The scrim opened on a town square dominated by a white gazebo, bustling with men in overalls or straw hats and women in long cotton dresses. An ice cream peddler (with local product placement in tow), Nemorino (tenor John Nuzzo), is hopelessly love-struck by the beautiful, spirited Adina (soprano Elizabeth Futral). She enjoys his attention, but gets starry-eyed herself for a soldier, Sergeant Belcore (baritone Palle Knudsen).
But attention soon shifted from them to one of buffa's most major of minor characters, the traveling con artist Doctor Dulcamara. Here was Kevin Glavin, the Pittsburgh comic bass who steals scenes with the mere raising of an eyebrow and brings the house down with the shaking of his considerable girth, attired in a flamboyant purple suit. He dispensed buffoonery as well as fraudulent elixirs. Donizetti asks for much more from the role and Glavin delivered, singing the quick and propulsive flurries with character, especially in duet with Futral.
Futral's Adina was flighty and feisty, supported by tremendous acting and solid technique. She crafted a natural and believable demeanor, with quick facial expressions, shifts of vocal timbre and mastery of coloratura.
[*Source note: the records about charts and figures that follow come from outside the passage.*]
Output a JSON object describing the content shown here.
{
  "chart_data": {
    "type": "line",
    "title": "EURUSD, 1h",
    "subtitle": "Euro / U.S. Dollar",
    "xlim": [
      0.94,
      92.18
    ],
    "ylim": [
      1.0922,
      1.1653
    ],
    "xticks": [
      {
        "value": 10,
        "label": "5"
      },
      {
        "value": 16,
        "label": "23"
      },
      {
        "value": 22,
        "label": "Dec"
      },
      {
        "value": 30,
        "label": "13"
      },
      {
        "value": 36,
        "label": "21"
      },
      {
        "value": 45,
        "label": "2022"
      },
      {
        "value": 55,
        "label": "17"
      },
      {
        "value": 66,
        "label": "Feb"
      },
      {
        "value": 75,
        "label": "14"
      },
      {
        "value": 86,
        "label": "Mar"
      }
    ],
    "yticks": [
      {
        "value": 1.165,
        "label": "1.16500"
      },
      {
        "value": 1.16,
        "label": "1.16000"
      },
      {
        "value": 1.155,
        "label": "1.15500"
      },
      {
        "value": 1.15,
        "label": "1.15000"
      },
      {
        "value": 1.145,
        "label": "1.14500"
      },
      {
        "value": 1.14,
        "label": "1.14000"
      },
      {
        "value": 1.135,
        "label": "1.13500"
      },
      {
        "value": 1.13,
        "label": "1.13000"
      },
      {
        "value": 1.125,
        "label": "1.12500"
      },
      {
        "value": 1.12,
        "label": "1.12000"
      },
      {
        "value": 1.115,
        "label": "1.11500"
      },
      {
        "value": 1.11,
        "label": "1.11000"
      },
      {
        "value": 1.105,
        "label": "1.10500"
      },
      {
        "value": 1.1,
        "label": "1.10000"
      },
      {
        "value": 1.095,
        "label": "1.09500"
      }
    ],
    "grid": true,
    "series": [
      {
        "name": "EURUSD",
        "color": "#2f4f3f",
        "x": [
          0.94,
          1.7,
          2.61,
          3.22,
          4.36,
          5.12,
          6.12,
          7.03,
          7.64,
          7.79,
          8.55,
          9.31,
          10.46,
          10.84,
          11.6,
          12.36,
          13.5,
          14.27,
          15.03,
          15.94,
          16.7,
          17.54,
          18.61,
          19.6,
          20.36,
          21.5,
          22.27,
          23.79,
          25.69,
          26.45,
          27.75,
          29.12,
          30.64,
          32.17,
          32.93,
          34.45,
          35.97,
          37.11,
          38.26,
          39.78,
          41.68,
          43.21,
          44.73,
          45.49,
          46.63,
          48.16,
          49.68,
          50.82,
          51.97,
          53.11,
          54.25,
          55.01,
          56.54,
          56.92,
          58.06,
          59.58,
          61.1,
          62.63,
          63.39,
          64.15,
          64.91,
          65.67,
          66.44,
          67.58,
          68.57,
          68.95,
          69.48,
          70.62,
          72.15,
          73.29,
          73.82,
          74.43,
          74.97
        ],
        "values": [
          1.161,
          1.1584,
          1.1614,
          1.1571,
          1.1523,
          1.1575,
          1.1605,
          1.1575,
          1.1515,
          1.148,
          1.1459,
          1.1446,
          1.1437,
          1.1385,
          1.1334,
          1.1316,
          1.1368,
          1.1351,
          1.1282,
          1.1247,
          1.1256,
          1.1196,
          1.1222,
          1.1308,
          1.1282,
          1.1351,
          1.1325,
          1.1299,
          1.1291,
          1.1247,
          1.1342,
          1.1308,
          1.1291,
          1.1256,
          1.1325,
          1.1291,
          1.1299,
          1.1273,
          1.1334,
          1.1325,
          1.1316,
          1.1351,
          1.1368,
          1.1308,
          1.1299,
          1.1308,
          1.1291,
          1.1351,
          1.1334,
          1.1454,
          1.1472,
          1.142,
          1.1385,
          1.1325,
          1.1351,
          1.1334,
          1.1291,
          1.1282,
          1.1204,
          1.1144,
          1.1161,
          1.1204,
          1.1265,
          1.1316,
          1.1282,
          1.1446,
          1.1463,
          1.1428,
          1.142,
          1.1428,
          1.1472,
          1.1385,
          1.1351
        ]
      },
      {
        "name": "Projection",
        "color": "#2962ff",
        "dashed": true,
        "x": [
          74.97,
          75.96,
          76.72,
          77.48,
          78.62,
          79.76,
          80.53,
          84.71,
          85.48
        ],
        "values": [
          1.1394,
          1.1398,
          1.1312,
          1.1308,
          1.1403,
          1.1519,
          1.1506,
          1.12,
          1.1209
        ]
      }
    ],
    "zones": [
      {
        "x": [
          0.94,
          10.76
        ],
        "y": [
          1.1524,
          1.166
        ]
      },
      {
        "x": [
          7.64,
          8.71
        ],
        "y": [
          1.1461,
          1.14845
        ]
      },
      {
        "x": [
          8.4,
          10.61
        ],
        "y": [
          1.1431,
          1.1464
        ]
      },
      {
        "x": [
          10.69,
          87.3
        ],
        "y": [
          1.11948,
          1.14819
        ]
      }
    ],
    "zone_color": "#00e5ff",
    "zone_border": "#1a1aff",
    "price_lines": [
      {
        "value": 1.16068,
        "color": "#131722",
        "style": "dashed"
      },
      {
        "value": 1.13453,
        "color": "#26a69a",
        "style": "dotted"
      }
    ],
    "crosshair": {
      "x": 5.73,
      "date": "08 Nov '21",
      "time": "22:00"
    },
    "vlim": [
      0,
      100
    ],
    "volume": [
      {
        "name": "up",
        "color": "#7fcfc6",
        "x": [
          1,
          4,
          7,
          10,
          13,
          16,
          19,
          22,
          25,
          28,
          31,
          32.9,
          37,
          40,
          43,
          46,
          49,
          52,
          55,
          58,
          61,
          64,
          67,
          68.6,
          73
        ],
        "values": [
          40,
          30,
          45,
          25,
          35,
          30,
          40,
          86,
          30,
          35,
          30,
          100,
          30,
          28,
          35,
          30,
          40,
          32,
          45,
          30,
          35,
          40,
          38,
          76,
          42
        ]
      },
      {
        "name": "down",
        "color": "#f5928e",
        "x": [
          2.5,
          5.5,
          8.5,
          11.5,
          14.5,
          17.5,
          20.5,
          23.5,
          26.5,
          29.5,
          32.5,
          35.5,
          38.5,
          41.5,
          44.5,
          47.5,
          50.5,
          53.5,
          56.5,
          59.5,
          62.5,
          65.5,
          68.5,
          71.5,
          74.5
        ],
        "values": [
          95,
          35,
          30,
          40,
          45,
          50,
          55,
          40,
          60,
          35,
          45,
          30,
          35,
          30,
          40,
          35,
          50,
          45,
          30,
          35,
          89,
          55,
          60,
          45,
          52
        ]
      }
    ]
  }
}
She did appear to tire a bit in in the high registers in Act 2, but her delivery of the role was overall a delight.
While attractive and lyric, Nuzzo's voice lacked support. Written for light lyric tenor, it still needs stalwart underpinnings. Too often he reached up for notes rather than firmly inhabited them. His phrasing was sensitive, but as the famous romanza, "Una furtiva lagrima" showed, more presence was needed to unleash Donizetti's finer details. Nuzzo was charming, but this is a work that showcases the tenor, exposing him at times.
Knudsen was outstanding as a kind of Hogan's Heroes military dunderhead, and he sang with admirable discipline and lovely weight. Constantly dragging on cigarettes (becoming a new symbol for bad guys in opera) he bullied characters while blending with them. Soprano Deborah Selig, a Pittsburgh Opera Center artist, showed promise in her brief but articulate appearances as Giannetta.
Conductor Steven White exhibited a rapport with the singers and brought a graceful approach to phrasing the orchestra. The use of a fortepiano instead of a harpsichord for the secco recitatives was not only historically accurate but wonderfully refreshing and winning in its more rounded timbre. The chorus, prepared by Mark Trawka, was excellent throughout, both in ensemble and in portraying the townsfolk, except for one odd young girl in overalls whose bit as a tomboy never quite worked.